China’s internet firms are getting pally with giant state-owned automakers as they look to deploy their artificial intelligence and cloud computing services across traditional industries. Ride-hailing startup Didi Chuxing, which owns Uber China, announced earlier this week a new joint venture with state-owned BAIC. Hot on the heels came another entity set up between Tencent and the GAC Group.
GAC, which is owned by the Guangzhou municipal government in southern China, announced Thursday in a filing it will jointly establish a mobility company with social media and gaming behemoth Tencent, Guangzhou Public Transport Group and other investors.
The announcement followed an agreement between Tencent and GAC in 2017 to team up on internet-connected cars and smart driving, a deal that saw the carmaker tapping into Tencent’s expertise in mobile payments, social networking, big data and cloud services.

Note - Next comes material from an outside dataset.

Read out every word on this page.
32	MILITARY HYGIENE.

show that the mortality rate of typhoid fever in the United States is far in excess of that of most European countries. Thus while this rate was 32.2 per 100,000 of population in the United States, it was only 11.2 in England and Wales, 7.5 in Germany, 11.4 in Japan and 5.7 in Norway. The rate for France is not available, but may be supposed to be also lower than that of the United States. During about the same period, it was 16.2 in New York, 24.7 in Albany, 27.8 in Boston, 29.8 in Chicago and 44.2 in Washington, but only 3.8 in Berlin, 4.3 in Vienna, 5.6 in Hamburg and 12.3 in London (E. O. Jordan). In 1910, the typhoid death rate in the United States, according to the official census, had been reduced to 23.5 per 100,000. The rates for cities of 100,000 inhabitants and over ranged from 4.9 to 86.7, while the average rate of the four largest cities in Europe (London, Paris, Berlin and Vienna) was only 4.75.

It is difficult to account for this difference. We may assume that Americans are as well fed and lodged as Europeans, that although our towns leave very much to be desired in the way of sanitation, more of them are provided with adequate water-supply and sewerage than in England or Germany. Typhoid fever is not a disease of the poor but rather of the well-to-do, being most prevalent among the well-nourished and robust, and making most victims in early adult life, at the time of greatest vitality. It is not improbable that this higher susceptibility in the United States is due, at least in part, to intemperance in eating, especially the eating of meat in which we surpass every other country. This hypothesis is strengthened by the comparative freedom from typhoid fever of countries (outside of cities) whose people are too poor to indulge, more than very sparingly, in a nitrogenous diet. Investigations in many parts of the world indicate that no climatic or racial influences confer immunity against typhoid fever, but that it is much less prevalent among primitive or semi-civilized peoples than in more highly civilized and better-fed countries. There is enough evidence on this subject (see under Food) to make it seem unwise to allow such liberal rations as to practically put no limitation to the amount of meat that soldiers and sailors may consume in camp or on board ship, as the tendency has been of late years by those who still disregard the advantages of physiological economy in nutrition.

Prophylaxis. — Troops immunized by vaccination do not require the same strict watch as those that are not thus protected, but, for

Tencent, which is most famous for its instant messenger WeChat, went through a major restructuring last October to place more focus on enterprise-facing services, and the GAC tie-up appears to fit nicely into that pivot.
The fresh venture will bank a capital infusion of 1 billion yuan ($149 million), with GAC owning a 35 percent stake. Tencent and Guangzhou Public Transport will take up 25 percent and 10 percent, respectively.
A flurry of Chinese internet service providers have made forays into the automotive industry, marketing their digital and machine learning capabilities at old-school automakers. Besides Tencent, GAC has also recruited telecommunications equipment maker Huawei and voice assistant startup iFlytec to upgrade its vehicles. Search titan Baidu, on the other hand, operates an open platform for autonomous driving cars and has chosen state-owned Hongqi to test out its autonomous driving solutions. E-commerce behemoth Alibaba has also set foot in transportation with a smart sedan jointly developed with state-owned SAIC.